Gürbüz et al. reported that MUC5AC- and MUC6-positive expression patterns were regarded as representing gastric differentiation and that negative expression of both indicated the intestinal type of AC. Zhou et al. showed that gastric MUC5AC expression correlated well with PB-type carcinomas. Interestingly, we found that the frequency of the coexpression of gastric MUC5AC and MUC6 in the immunohistochemical O-type was significantly higher than those in the immunohistochemical I-type or PB-type. These results provide evidence that both the immunohistochemical I-type and immunohistochemical PB-type have low-grade expression of gastric mucins. Expression of these gastric MUCs in the immunohistochemical O-type indicates that both gastric foveolar and pyloric gland metaplasia occur in the immunohistochemical O-type[19–21]. In addition, patients with tumors of the immunohistochemical O-type and MUC5AC and MUC6 coexpression had a significantly longer survival than those with tumors that did not show this coexpression. Among the tumors of the immunohistochemical O-type, those negative for the coexpression were at a more advanced pT stage than those positive for the coexpression. The prognosis of tumors of the immunohistochemical O-type that were positive or negative for the coexpression may depend on the tumor stage. Thus, gastric differentiation of the immunohistochemical O-type is associated with good prognosis. Interestingly, our observations of the histological unusual type were similar.
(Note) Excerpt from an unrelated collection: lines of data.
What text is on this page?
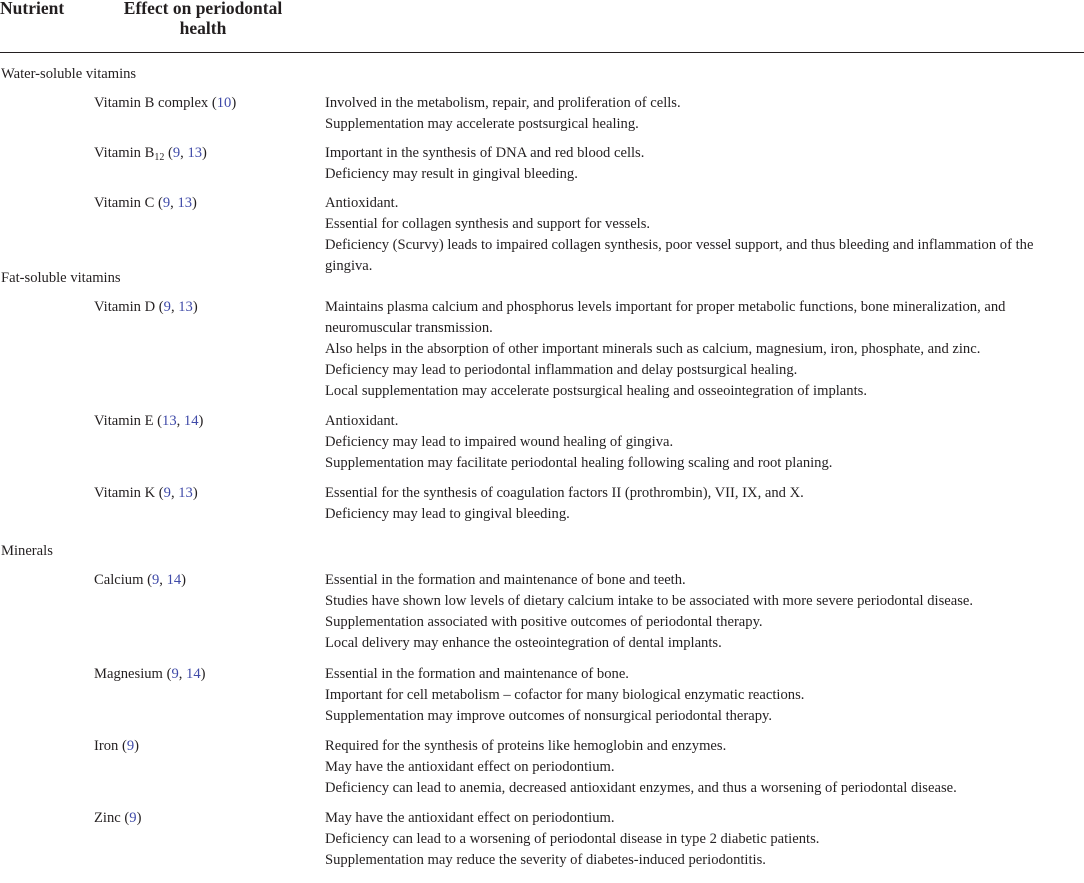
Nutrient	Effect on periodontal health
Water-soluble vitamins
Vitamin B complex (10)	Involved in the metabolism, repair, and proliferation of cells.

Supplementation may accelerate postsurgical healing.

Vitamin $B_{12}$ (9, 13)	Important in the synthesis of DNA and red blood cells.

Deficiency may result in gingival bleeding.

Vitamin C (9, 13)	Antioxidant.

Essential for collagen synthesis and support for vessels.

Deficiency (Scurvy) leads to impaired collagen synthesis, poor vessel support, and thus bleeding and inflammation of the

gingiva.

Fat-soluble vitamins
Vitamin D (9, 13)	Maintains plasma calcium and phosphorus levels important for proper metabolic functions, bone mineralization, and

neuromuscular transmission.

Also helps in the absorption of other important minerals such as calcium, magnesium, iron, phosphate, and zinc.

Deficiency may lead to periodontal inflammation and delay postsurgical healing.

Local supplementation may accelerate postsurgical healing and osseointegration of implants.

Vitamin E (13, 14)	Antioxidant.

Deficiency may lead to impaired wound healing of gingiva.

Supplementation may facilitate periodontal healing following scaling and root planing.

Vitamin K (9, 13)	Essential for the synthesis of coagulation factors II (prothrombin), VII, IX, and X.

Deficiency may lead to gingival bleeding.

Minerals
Calcium (9, 14)	Essential in the formation and maintenance of bone and teeth.

Studies have shown low levels of dietary calcium intake to be associated with more severe periodontal disease.

Supplementation associated with positive outcomes of periodontal therapy.

Local delivery may enhance the osteointegration of dental implants.

Magnesium (9, 14)	Essential in the formation and maintenance of bone.

Important for cell metabolism – cofactor for many biological enzymatic reactions.

Supplementation may improve outcomes of nonsurgical periodontal therapy.

Iron (9)	Required for the synthesis of proteins like hemoglobin and enzymes.

May have the antioxidant effect on periodontium.

Deficiency can lead to anemia, decreased antioxidant enzymes, and thus a worsening of periodontal disease.

Zinc (9)	May have the antioxidant effect on periodontium.

Deficiency can lead to a worsening of periodontal disease in type 2 diabetic patients.

Supplementation may reduce the severity of diabetes-induced periodontitis.
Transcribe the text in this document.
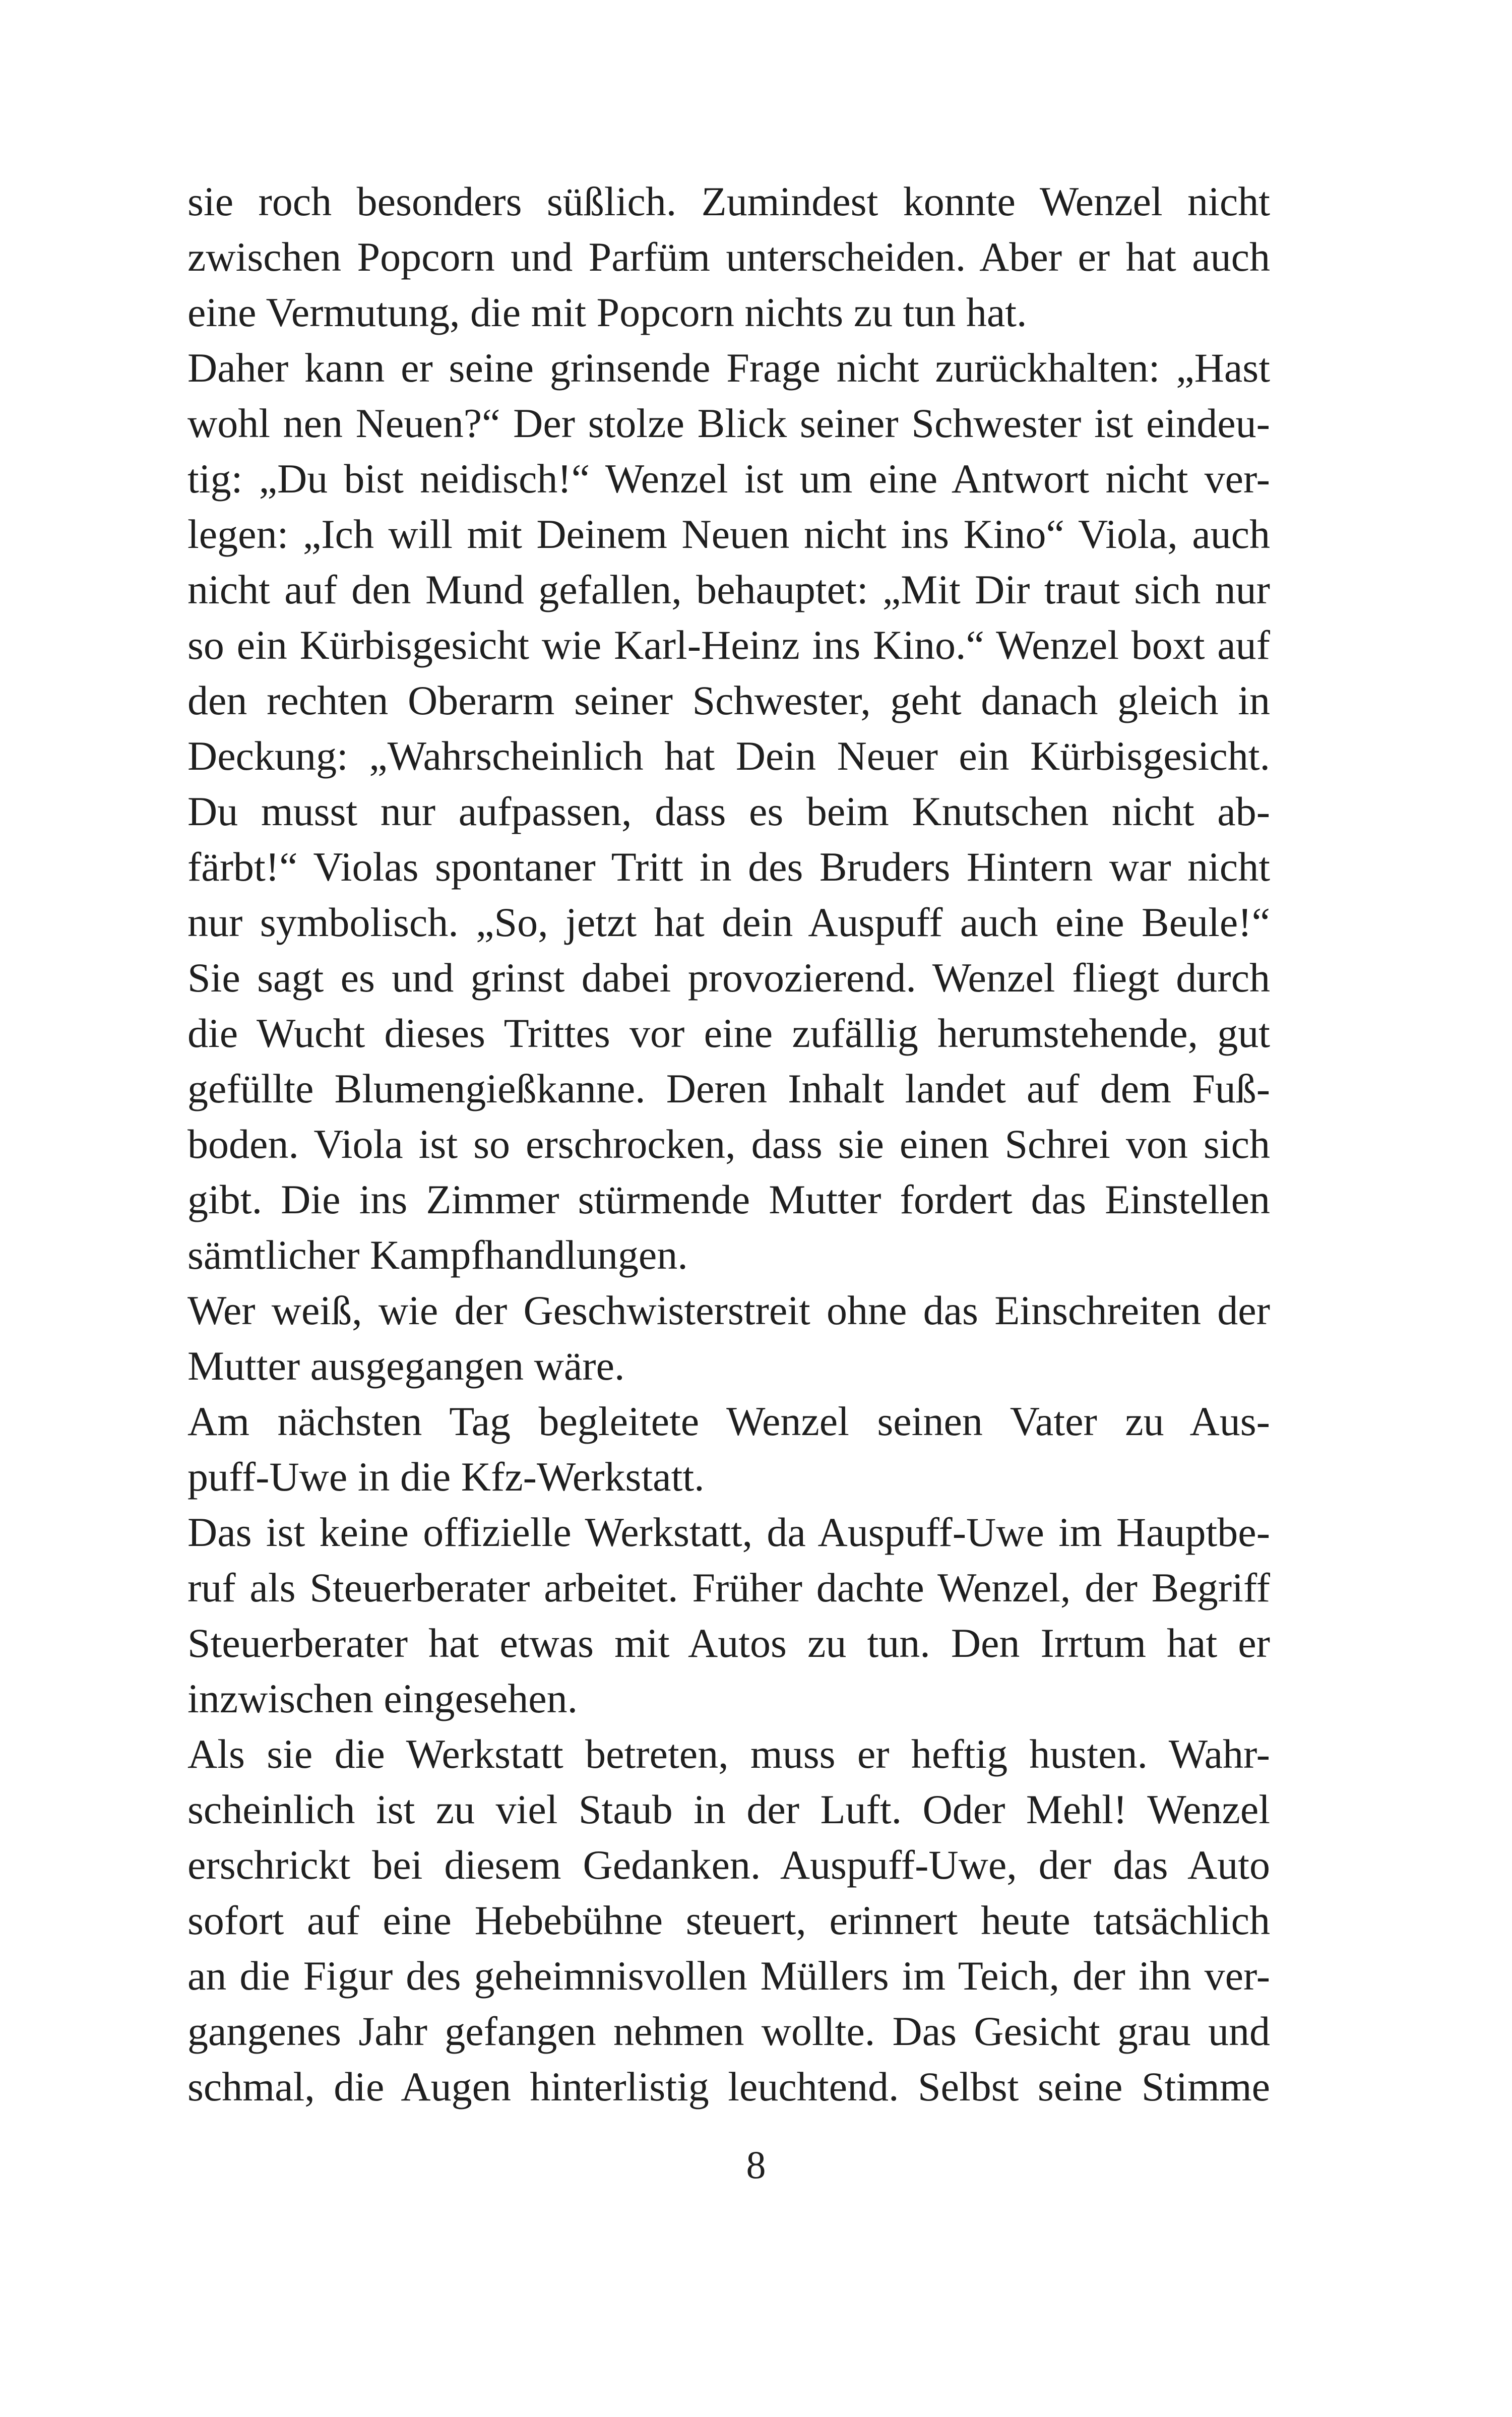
sie roch besonders süßlich. Zumindest konnte Wenzel nicht
zwischen Popcorn und Parfüm unterscheiden. Aber er hat auch
eine Vermutung, die mit Popcorn nichts zu tun hat.
Daher kann er seine grinsende Frage nicht zurückhalten: „Hast
wohl nen Neuen?“ Der stolze Blick seiner Schwester ist eindeu-
tig: „Du bist neidisch!“ Wenzel ist um eine Antwort nicht ver-
legen: „Ich will mit Deinem Neuen nicht ins Kino“ Viola, auch
nicht auf den Mund gefallen, behauptet: „Mit Dir traut sich nur
so ein Kürbisgesicht wie Karl-Heinz ins Kino.“ Wenzel boxt auf
den rechten Oberarm seiner Schwester, geht danach gleich in
Deckung: „Wahrscheinlich hat Dein Neuer ein Kürbisgesicht.
Du musst nur aufpassen, dass es beim Knutschen nicht ab-
färbt!“ Violas spontaner Tritt in des Bruders Hintern war nicht
nur symbolisch. „So, jetzt hat dein Auspuff auch eine Beule!“
Sie sagt es und grinst dabei provozierend. Wenzel fliegt durch
die Wucht dieses Trittes vor eine zufällig herumstehende, gut
gefüllte Blumengießkanne. Deren Inhalt landet auf dem Fuß-
boden. Viola ist so erschrocken, dass sie einen Schrei von sich
gibt. Die ins Zimmer stürmende Mutter fordert das Einstellen
sämtlicher Kampfhandlungen.
Wer weiß, wie der Geschwisterstreit ohne das Einschreiten der
Mutter ausgegangen wäre.
Am nächsten Tag begleitete Wenzel seinen Vater zu Aus-
puff-Uwe in die Kfz-Werkstatt.
Das ist keine offizielle Werkstatt, da Auspuff-Uwe im Hauptbe-
ruf als Steuerberater arbeitet. Früher dachte Wenzel, der Begriff
Steuerberater hat etwas mit Autos zu tun. Den Irrtum hat er
inzwischen eingesehen.
Als sie die Werkstatt betreten, muss er heftig husten. Wahr-
scheinlich ist zu viel Staub in der Luft. Oder Mehl! Wenzel
erschrickt bei diesem Gedanken. Auspuff-Uwe, der das Auto
sofort auf eine Hebebühne steuert, erinnert heute tatsächlich
an die Figur des geheimnisvollen Müllers im Teich, der ihn ver-
gangenes Jahr gefangen nehmen wollte. Das Gesicht grau und
schmal, die Augen hinterlistig leuchtend. Selbst seine Stimme
8
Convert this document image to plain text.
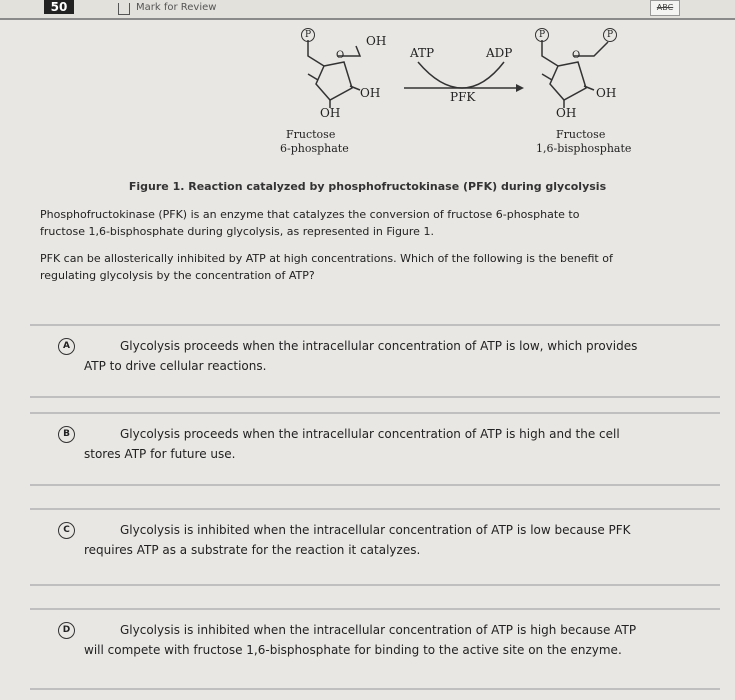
50	Mark for Review	ABC
P	OH
O
OH
OH
ATP	ADP
PFK
P	P
O
OH
OH
Fructose
6-phosphate
Fructose
1,6-bisphosphate
Figure 1. Reaction catalyzed by phosphofructokinase (PFK) during glycolysis
Phosphofructokinase (PFK) is an enzyme that catalyzes the conversion of fructose 6-phosphate to
fructose 1,6-bisphosphate during glycolysis, as represented in Figure 1.
PFK can be allosterically inhibited by ATP at high concentrations. Which of the following is the benefit of
regulating glycolysis by the concentration of ATP?
A	Glycolysis proceeds when the intracellular concentration of ATP is low, which provides
ATP to drive cellular reactions.
B	Glycolysis proceeds when the intracellular concentration of ATP is high and the cell
stores ATP for future use.
C	Glycolysis is inhibited when the intracellular concentration of ATP is low because PFK
requires ATP as a substrate for the reaction it catalyzes.
D	Glycolysis is inhibited when the intracellular concentration of ATP is high because ATP
will compete with fructose 1,6-bisphosphate for binding to the active site on the enzyme.
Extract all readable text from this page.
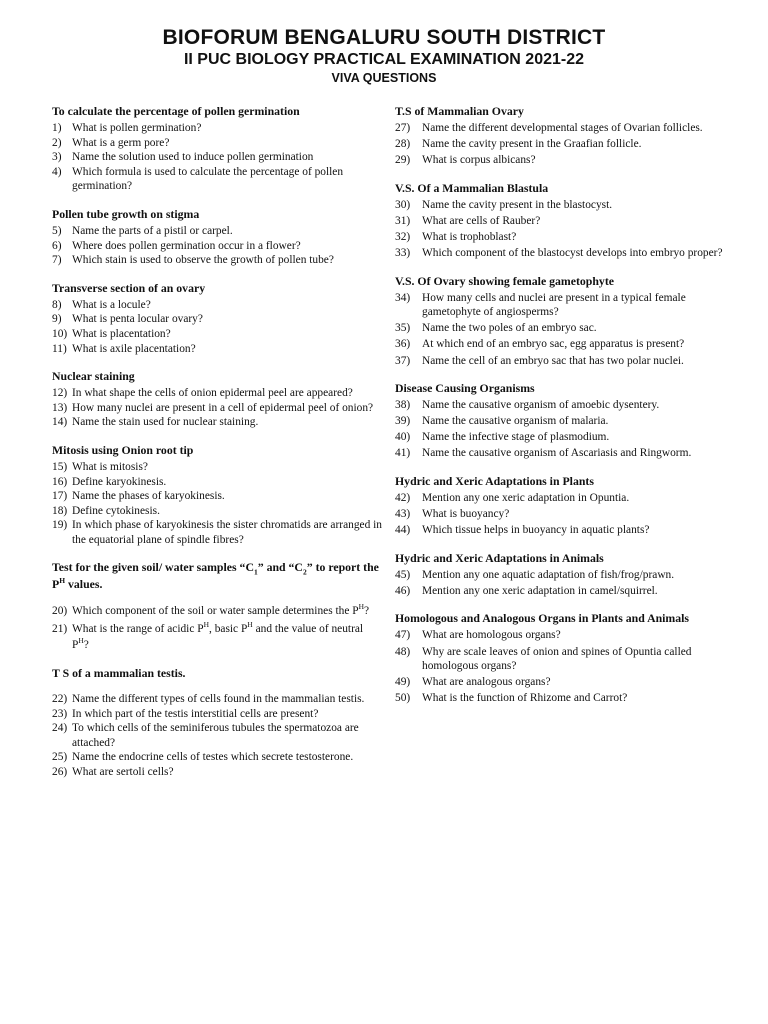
BIOFORUM BENGALURU SOUTH DISTRICT
II PUC BIOLOGY PRACTICAL EXAMINATION 2021-22
VIVA QUESTIONS
To calculate the percentage of pollen germination
1) What is pollen germination?
2) What is a germ pore?
3) Name the solution used to induce pollen germination
4) Which formula is used to calculate the percentage of pollen germination?
Pollen tube growth on stigma
5) Name the parts of a pistil or carpel.
6) Where does pollen germination occur in a flower?
7) Which stain is used to observe the growth of pollen tube?
Transverse section of an ovary
8) What is a locule?
9) What is penta locular ovary?
10) What is placentation?
11) What is axile placentation?
Nuclear staining
12) In what shape the cells of onion epidermal peel are appeared?
13) How many nuclei are present in a cell of epidermal peel of onion?
14) Name the stain used for nuclear staining.
Mitosis using Onion root tip
15) What is mitosis?
16) Define karyokinesis.
17) Name the phases of karyokinesis.
18) Define cytokinesis.
19) In which phase of karyokinesis the sister chromatids are arranged in the equatorial plane of spindle fibres?
Test for the given soil/ water samples “$C_1$” and “$C_2$” to report the $P^H$ values.
20) Which component of the soil or water sample determines the $P^H$?
21) What is the range of acidic $P^H$, basic $P^H$ and the value of neutral $P^H$?
T S of a mammalian testis.
22) Name the different types of cells found in the mammalian testis.
23) In which part of the testis interstitial cells are present?
24) To which cells of the seminiferous tubules the spermatozoa are attached?
25) Name the endocrine cells of testes which secrete testosterone.
26) What are sertoli cells?
T.S of Mammalian Ovary
27)	Name the different developmental stages of Ovarian follicles.
28)	Name the cavity present in the Graafian follicle.
29)	What is corpus albicans?
V.S. Of a Mammalian Blastula
30)	Name the cavity present in the blastocyst.
31)	What are cells of Rauber?
32)	What is trophoblast?
33)	Which component of the blastocyst develops into embryo proper?
V.S. Of Ovary showing female gametophyte
34)	How many cells and nuclei are present in a typical female gametophyte of angiosperms?
35)	Name the two poles of an embryo sac.
36)	At which end of an embryo sac, egg apparatus is present?
37)	Name the cell of an embryo sac that has two polar nuclei.
Disease Causing Organisms
38)	Name the causative organism of amoebic dysentery.
39)	Name the causative organism of malaria.
40)	Name the infective stage of plasmodium.
41)	Name the causative organism of Ascariasis and Ringworm.
Hydric and Xeric Adaptations in Plants
42)	Mention any one xeric adaptation in Opuntia.
43)	What is buoyancy?
44)	Which tissue helps in buoyancy in aquatic plants?
Hydric and Xeric Adaptations in Animals
45)	Mention any one aquatic adaptation of fish/frog/prawn.
46)	Mention any one xeric adaptation in camel/squirrel.
Homologous and Analogous Organs in Plants and Animals
47)	What are homologous organs?
48)	Why are scale leaves of onion and spines of Opuntia called homologous organs?
49)	What are analogous organs?
50)	What is the function of Rhizome and Carrot?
In summary, we studied the expression of CK7, CK20, MUC1, MUC2, MUC5AC, and MUC6 in ACs. On the basis of the histological classification of ACs, we found that CK20 had a high sensitivity for the histological intestinal type and MUC1 had high sensitivity for the histological pancreatobiliary type carcinoma. On the basis of the observed differences in the expression patterns of both CK and MUC, we defined immunohistochemical subtypes. These immunohistochemical subtypes correlated well with the conventional histomorphological classification but did not correlate with prognosis. However, the coexpression of gastric MUC5AC and MUC6 correlates with the prognosis of patients with the immunohistochemical O-type of AC.